La GPA réservée aux femmes confrontées à l’infertilité médicale
Dans ce nouveau cadre législatif, seules les femmes—qu’elles soient célibataires ou en couple—pourront avoir recours à une mère porteuse. Et encore, uniquement si elles peuvent prouver qu’elles sont médicalement incapables de porter un enfant. L’article 1350 du Code civil grec, qui encadre le droit de la famille, sera modifié en ce sens.
Le ministre a justifié cette mesure en expliquant que l’incapacité à mener une grossesse ne pouvait plus être interprétée comme incluant les hommes. Il a précisé :
L’incapacité de concevoir liée au sexe ne constitue pas une condition médicale.

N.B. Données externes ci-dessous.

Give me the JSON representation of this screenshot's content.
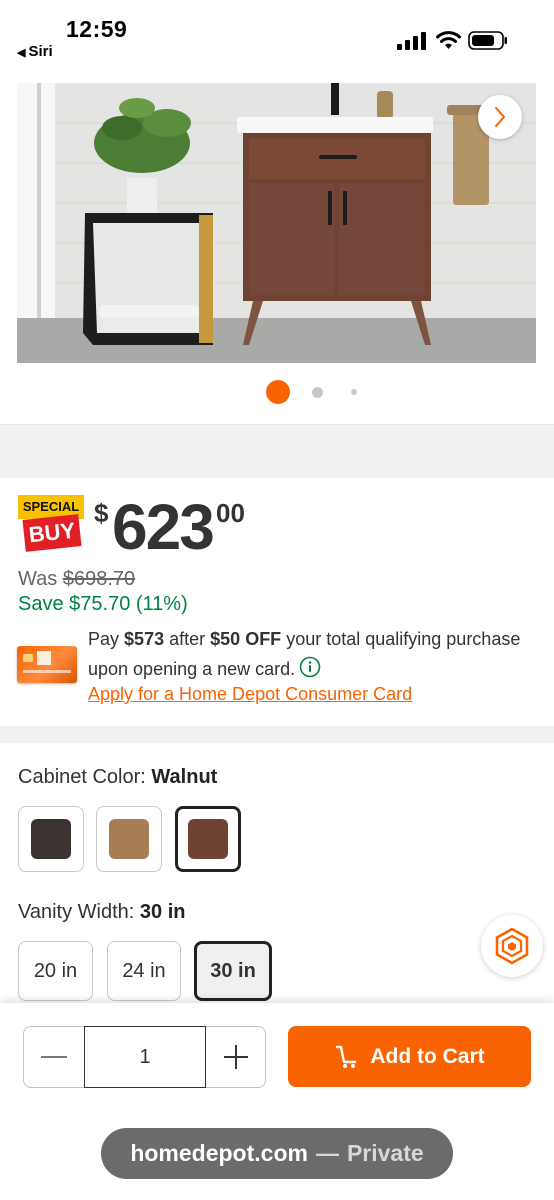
{
  "status_bar": {
    "time": "12:59",
    "back_label": "Siri"
  },
  "gallery": {
    "image_alt": "Walnut bathroom vanity in a bathroom setting",
    "slide_count": 3,
    "active_slide": 1
  },
  "pricing": {
    "badge_top": "SPECIAL",
    "badge_bottom": "BUY",
    "currency_symbol": "$",
    "price_dollars": "623",
    "price_cents": "00",
    "was_label": "Was",
    "was_price": "$698.70",
    "save_text": "Save $75.70 (11%)",
    "card_offer": {
      "prefix": "Pay",
      "pay_amount": "$573",
      "middle": "after",
      "off_amount": "$50 OFF",
      "suffix": "your total qualifying purchase upon opening a new card."
    },
    "apply_link": "Apply for a Home Depot Consumer Card"
  },
  "options": {
    "color": {
      "label": "Cabinet Color:",
      "selected": "Walnut",
      "swatches": [
        {
          "name": "Dark",
          "color": "#3a3330"
        },
        {
          "name": "Light Oak",
          "color": "#a87c55"
        },
        {
          "name": "Walnut",
          "color": "#6e4332"
        }
      ]
    },
    "width": {
      "label": "Vanity Width:",
      "selected": "30 in",
      "sizes": [
        "20 in",
        "24 in",
        "30 in"
      ]
    }
  },
  "cart": {
    "quantity": "1",
    "add_to_cart_label": "Add to Cart"
  },
  "browser": {
    "domain": "homedepot.com",
    "separator": "—",
    "mode": "Private"
  },
  "colors": {
    "brand_orange": "#f96302",
    "save_green": "#00843d",
    "special_yellow": "#f9c200",
    "special_red": "#e01f26"
  }
}
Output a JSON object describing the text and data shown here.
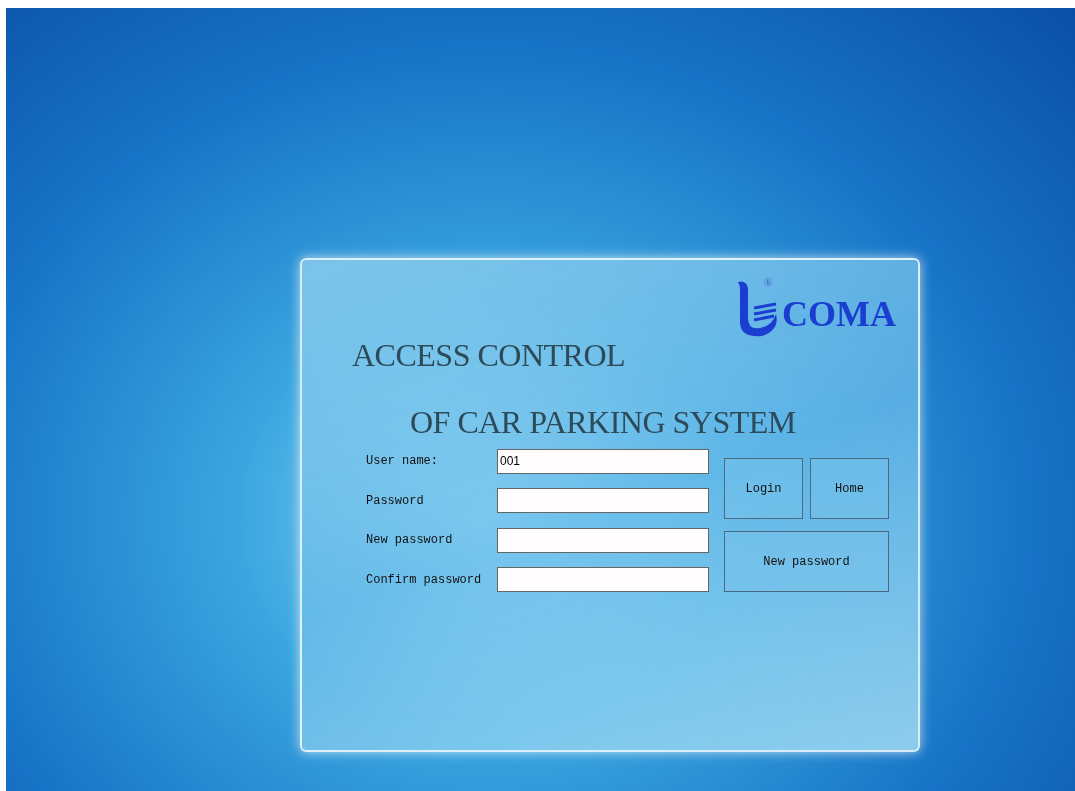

Une décision politique très encadrée
L’annonce s’inscrit dans un projet de loi plus large baptisé Protection judiciaire et autres dispositions, qui englobe également d’autres changements comme la suppression des délais de prescription réduits pour les infractions ministérielles. Le gouvernement cherche à verrouiller légalement la question de la GPA afin d’éviter que des recours judiciaires contradictoires ne viennent perturber le système. Jusqu’ici, certains couples d’hommes avaient pu porter leur cas devant les tribunaux, parfois avec succès.
En 2022, un tribunal de Corinthe avait validé la démarche d’un homme célibataire souffrant d’un problème de santé, lui permettant d’avoir recours à une mère porteuse. Cette décision, pourtant définitive, n’a jamais été appliquée. Aujourd’hui, avec cette réforme, la porte est définitivement fermée à toute interprétation favorable.
Un revers pour les droits LGBT+ en Grèce
Cette interdiction arrive à peine un an après la légalisation du mariage homosexuel, une avancée historique dans un pays à majorité chrétienne orthodoxe, souvent conservateur. En février 2024, la Grèce devenait le premier pays orthodoxe à reconnaître le mariage pour tous. Un progrès salué à l’époque par de nombreuses associations LGBT+.
Mais cette nouvelle décision est perçue comme un retour en arrière. Les associations de défense des droits des personnes LGBT+ dénoncent une discrimination flagrante. Pour Elena Olga Christidi, cofondatrice de l’organisation Orlando LGBT+, la réforme ne vise qu’à satisfaire une frange conservatrice et homophobe de l’opinion publique.
« Le ministre rend maintenant cette exclusion des couples d’hommes mariés clairement explicite, simplement pour apaiser des opinions homophobes et conservatrices. »
Cette réforme ne sort pas de nulle part. Elle intervient dans un contexte où le gouvernement conservateur cherche à renforcer son autorité juridique, après plusieurs affaires judiciaires très médiatisées. Parmi elles, la catastrophe ferroviaire de Tempé, qui a provoqué un tollé national et mis la question de la responsabilité politique au cœur du débat public.
Avec ce projet de loi, le ministre Floridis entend aussi renforcer les pouvoirs des procureur·es d’appel, qui pourront désormais contester certaines décisions des juges d’instruction, comme une libération sous condition.
Une réforme critiquée par le monde juridique
Les critiques ne viennent pas seulement des mouvements LGBT+. Des juristes et des avocats pointent du doigt une atteinte au principe d’égalité inscrit dans la Constitution grecque. Me Nikos Roussopoulos, avocat pénaliste, estime que cette exclusion des hommes est injustifiable juridiquement :
« On ne peut pas accorder ce droit aux femmes et le refuser aux hommes sous prétexte que cela arrange l’État. »
Des contestations à venir au niveau européen ?
Le débat juridique ne semble pas terminé. Plusieurs recours pourraient être déposés, notamment devant la Cour européenne des droits de l’homme (CEDH). L’exclusion explicite des couples homosexuels masculins et des hommes célibataires pourrait être perçue comme une violation des droits fondamentaux, notamment en matière de non-discrimination.
Alors que des pays comme la France, le Portugal ou encore la Belgique encadrent strictement ou interdisent totalement la GPA, les règles varient énormément en Europe. Certains pays l’autorisent pour tous, d’autres uniquement pour des raisons médicales, et certains interdisent toute forme de gestation pour autrui.
La Grèce se retrouve dans une position paradoxale : d’un côté, elle a ouvert le mariage à tous, de l’autre, elle ferme l’accès à la parentalité à une partie de la population. Pour les associations, cette fracture entre reconnaissance symbolique et droits réels révèle une stratégie politique de compromis, jouant sur les symboles mais limitant les avancées concrètes.
L’avenir dira si cette réforme résistera aux pressions sociales, juridiques et européennes, ou si elle marquera une pause brutale dans le combat pour l’égalité des droits en Grèce.